In fact, policy makers seem determined to perpetuate what I’ve taken to calling the Lesser Depression, the prolonged era of high unemployment that began with the Great Recession of 2007-2009 and continues to this day, more than two years after the recession supposedly ended.
Of course, Paul Krugman has no idea what he’s talking about. This is not a lesser depression, it is a larger depression. The full scale and scope simply isn’t apparent yet.

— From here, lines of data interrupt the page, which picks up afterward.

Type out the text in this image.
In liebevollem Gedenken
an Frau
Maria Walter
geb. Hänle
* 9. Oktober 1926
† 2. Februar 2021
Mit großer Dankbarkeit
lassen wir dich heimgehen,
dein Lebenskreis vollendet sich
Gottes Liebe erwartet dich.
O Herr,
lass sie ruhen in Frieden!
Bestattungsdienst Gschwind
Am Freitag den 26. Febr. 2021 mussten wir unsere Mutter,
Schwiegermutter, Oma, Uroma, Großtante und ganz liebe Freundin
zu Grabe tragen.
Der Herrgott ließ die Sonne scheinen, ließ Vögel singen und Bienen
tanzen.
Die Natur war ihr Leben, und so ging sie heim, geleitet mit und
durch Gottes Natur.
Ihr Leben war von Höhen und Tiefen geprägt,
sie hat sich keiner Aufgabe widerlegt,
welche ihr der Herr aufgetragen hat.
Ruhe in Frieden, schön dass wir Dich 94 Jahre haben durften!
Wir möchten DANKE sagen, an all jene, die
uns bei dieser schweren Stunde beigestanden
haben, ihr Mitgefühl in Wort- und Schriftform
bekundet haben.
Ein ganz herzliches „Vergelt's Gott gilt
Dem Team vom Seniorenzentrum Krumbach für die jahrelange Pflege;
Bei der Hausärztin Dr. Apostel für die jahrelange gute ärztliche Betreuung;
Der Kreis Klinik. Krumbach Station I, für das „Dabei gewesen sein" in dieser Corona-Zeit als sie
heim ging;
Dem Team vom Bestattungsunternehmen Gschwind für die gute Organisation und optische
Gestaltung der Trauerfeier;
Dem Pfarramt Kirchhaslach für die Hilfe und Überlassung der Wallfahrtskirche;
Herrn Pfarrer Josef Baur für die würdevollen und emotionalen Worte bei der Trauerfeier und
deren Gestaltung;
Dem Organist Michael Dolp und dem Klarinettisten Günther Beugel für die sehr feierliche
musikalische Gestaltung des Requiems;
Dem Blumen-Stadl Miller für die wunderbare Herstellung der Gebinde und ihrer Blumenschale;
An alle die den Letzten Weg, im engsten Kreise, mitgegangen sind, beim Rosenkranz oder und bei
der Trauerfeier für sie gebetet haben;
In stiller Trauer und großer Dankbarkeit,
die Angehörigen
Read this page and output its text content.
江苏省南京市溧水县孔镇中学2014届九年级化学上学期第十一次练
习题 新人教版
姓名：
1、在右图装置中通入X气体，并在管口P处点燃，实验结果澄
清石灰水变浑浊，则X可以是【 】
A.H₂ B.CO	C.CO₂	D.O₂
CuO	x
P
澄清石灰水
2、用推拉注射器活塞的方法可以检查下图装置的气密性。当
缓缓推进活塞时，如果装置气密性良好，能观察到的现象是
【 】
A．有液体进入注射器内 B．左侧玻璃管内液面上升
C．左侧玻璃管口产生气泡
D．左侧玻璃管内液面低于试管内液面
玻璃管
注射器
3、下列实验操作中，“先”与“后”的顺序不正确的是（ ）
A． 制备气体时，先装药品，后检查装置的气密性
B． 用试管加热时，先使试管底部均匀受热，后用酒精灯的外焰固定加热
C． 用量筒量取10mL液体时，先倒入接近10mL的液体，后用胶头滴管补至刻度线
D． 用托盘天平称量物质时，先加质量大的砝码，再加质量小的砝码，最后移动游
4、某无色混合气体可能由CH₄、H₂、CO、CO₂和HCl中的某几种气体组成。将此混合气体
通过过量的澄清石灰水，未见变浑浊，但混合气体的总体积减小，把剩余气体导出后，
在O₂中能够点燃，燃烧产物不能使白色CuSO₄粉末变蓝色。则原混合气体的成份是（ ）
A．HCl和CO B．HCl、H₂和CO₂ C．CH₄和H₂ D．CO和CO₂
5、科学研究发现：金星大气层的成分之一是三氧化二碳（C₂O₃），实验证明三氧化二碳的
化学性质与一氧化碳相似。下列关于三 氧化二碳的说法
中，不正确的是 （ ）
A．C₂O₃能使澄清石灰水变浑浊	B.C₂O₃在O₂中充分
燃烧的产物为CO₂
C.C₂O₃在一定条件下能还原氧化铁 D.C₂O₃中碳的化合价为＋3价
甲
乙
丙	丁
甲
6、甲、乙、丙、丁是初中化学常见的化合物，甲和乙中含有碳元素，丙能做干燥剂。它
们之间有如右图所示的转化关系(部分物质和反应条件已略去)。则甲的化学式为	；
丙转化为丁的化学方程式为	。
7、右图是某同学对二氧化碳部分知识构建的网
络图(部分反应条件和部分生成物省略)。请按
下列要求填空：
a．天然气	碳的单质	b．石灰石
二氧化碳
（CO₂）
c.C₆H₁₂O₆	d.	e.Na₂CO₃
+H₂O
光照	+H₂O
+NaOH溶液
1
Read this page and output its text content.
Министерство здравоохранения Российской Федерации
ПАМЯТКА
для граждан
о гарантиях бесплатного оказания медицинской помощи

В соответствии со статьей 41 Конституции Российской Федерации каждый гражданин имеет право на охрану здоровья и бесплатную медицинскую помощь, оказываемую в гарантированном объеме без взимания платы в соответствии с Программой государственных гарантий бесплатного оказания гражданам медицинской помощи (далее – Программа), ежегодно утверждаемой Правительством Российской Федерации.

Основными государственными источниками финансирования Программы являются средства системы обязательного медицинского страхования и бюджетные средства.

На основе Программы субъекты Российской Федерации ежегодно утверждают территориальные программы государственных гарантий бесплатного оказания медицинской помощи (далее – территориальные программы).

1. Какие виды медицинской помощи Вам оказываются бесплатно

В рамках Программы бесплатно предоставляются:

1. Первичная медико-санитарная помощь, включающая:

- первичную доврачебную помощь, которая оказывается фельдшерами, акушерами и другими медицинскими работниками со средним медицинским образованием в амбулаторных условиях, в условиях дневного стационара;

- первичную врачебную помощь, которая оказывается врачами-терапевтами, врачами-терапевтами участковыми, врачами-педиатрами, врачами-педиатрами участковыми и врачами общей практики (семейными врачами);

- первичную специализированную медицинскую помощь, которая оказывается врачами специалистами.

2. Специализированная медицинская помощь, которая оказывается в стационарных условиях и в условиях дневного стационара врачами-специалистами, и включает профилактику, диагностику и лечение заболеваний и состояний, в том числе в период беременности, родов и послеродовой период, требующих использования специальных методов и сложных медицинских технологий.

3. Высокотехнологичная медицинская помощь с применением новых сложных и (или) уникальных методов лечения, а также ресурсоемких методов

That’s why I referred to it as “the Great Depression 2.0” in RGD. In the 1930s, only the USA exacerbated the situation with Keynesian stimulus policies. In the 2000s, China, Japan, and the European countries all engaged in such policies, with China and Japan spending an even greater portion of their GDP on them than the USA. Therefore, we can expect the Great Depression 2.0 to be a genuinely worldwide one, as opposed to a mostly American one in the 1930s. It’s not that Europe didn’t experience a depression, but it wasn’t known as a “Great” depression because it was largely over by 1933.
“Europe’s subsequent decline was gentler, shorter, and smaller as European governments did not engage in the same heroic attempts to fight the effects of the contraction that the U.S. government did. There was no European Reconstruction Finance Corporation or New Deal to prolong the downturn, so the European economies hit their collective nadir in 1932 and had already grown past their pre-depression levels in 1936. With the exception of Germany, which suffered from the economic complications of a socialist government, crushing war reparations, and the famous Weimar Republic hyperinflation, unemployment in Europe was lower than in the United States. While U.S. unemployment reached an estimated peak of 24.9 percent in 1933, British unemployment peaked at 17 percent in 1932 and French unemployment never even reached double digits. Japan saw neither a big pre-1929 boom nor a massive post-1929 bust….”
– RGD, p. 178
UPDATE: Okay, this comment made me laugh.
I’m honestly sorry to say this, but when you start your article with “Amanda Marcotte is right,” you’ve pretty much just taken your credibility, shot it in the back of the head, and are now frantically digging a hole to bury the corpse in before somebody comes to investigate the loud noise.